In TEM operation, the electron beam at near crossover should be centered using the condenser X Y deflection coils (B1 and B2 double deflectors: see page1920) because an unevenly illuminated field of view will be induced when it is opened up if the beam is off center as shown in Figure 4944b.

Figure 4944b. Schematic illustration of uneven illumination if the beam at near crossover is not centered: (a) Beam crossover, (b) Beam is slightly opened, and (c) Beam is ‘widely’ opened.

The schematic illustration in Figure 4944c presents the position of illumination part in typical TEM systems.

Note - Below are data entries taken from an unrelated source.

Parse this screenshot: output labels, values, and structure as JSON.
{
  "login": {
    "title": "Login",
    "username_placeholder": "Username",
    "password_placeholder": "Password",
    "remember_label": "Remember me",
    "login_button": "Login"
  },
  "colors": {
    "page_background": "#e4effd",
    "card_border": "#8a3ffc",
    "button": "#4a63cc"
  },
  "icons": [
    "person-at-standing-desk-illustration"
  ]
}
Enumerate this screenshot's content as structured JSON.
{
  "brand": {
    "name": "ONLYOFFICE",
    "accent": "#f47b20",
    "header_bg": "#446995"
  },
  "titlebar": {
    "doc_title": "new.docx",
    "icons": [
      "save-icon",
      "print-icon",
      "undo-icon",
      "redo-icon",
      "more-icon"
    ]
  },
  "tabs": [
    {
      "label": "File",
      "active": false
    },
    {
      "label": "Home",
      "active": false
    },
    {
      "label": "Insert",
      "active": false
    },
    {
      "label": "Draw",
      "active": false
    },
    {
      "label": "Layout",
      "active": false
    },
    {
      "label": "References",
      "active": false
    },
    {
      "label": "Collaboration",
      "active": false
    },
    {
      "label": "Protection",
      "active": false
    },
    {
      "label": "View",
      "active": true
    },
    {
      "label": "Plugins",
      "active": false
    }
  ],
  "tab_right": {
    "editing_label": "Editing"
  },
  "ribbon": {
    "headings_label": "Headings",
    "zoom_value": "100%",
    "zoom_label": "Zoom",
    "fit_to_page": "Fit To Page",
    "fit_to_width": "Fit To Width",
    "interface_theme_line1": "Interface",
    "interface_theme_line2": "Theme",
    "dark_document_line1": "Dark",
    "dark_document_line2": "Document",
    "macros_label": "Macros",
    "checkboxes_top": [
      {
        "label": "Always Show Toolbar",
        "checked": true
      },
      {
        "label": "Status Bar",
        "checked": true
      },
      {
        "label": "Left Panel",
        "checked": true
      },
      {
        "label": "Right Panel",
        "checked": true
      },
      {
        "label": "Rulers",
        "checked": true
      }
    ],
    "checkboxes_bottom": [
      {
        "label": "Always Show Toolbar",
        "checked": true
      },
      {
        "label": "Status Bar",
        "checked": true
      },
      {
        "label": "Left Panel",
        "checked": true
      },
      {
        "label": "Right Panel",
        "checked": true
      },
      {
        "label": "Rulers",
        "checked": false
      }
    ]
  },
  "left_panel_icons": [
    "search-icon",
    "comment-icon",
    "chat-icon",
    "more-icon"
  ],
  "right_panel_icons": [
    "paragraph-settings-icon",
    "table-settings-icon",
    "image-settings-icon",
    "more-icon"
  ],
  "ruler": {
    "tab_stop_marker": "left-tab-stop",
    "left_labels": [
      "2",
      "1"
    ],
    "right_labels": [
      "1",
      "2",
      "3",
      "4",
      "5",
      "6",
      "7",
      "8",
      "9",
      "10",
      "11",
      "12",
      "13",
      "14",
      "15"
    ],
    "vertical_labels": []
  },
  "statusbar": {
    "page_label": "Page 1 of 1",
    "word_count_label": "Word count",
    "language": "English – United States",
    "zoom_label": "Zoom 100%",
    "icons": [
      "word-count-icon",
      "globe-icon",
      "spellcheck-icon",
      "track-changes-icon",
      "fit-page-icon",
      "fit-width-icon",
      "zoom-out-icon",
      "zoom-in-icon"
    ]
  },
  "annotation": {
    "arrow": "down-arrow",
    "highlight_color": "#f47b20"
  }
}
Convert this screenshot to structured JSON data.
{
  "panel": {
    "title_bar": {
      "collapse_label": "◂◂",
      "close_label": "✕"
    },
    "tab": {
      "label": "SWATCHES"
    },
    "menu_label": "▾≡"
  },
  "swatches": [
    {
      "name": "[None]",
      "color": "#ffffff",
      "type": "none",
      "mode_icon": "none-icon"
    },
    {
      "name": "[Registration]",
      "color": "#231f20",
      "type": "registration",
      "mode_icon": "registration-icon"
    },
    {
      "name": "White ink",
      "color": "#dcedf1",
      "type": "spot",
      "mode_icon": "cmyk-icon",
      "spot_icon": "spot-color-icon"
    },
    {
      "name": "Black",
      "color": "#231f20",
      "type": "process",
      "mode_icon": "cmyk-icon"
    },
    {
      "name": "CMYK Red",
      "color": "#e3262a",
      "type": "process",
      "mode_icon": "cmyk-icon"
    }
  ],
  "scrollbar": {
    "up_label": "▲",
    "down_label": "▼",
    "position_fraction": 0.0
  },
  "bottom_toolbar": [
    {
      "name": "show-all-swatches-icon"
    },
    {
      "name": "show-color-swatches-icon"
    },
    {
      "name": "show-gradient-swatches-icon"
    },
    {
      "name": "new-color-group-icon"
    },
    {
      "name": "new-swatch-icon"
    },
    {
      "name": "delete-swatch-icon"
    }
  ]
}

1. Electron gun 2. Wehnelt unit 3. Anode 4. Electron gun second beam delector coil 5. Anode chamber isolation valve 6. 1st condenser lens coil 7. Condenser polepiece 8. 3rd condenser lens coil 9. Condenser aperture assembly 10. Specimen chamber 11. Goniometer 12. specimen holder 13. Stigmator screening cylinder 14. Objective lens coil 15. Objective lens liner tube 16. Field limiting aperture 17. Intermediate lens stigmator 18. Intermediate polepiece 19. Intermediate lens linear tube 20. Projector lens beam deflector coil 21. Projector upper polepiece 22. Projector lower polepiece 23. Binoculars 24. Viewing chamber 25. Viewing window 26. Dispensing magazine 27. Receiving magazine 28. Camera chamber 29. Lift arm 30. HT cable to high voltage tank 31. Anode chamber, or called acceleration tube 32. Gas inlet 33. Electron gun 1st beam deflector coil 34. Condenser lens stigmator coil 35. Spot alignment coil 36. Condenser lens 1st beam deflector coil 37. Condenser lens 2nd beam deflector coil 38. Condenser minilens (CM) lens coil 39. Stage heater 40. Objective polepiece 41. Objective lens stigmator coil 42. 1st image shift coil 43. Objective minilens (OM) lens coil 44. 2nd image shift coil 45. 1st intermediate lens coil 46. 2nd intermediate lens coil 47. 3rd intermediate lens coil 48. Projector lens coil 49. Viewing chamber isolation valve 50. High resolution diffraction chamber 51. Small screen 52. Large screen

Figure 4944c. Schematic illustration of the structure of typical TEM systems (e.g. JEM-2010F here).

Note that we need to recalibrate the condenser lens adjustment from the FilterControl software if the EEL specimen illumination changes when the spectrum offset is changed.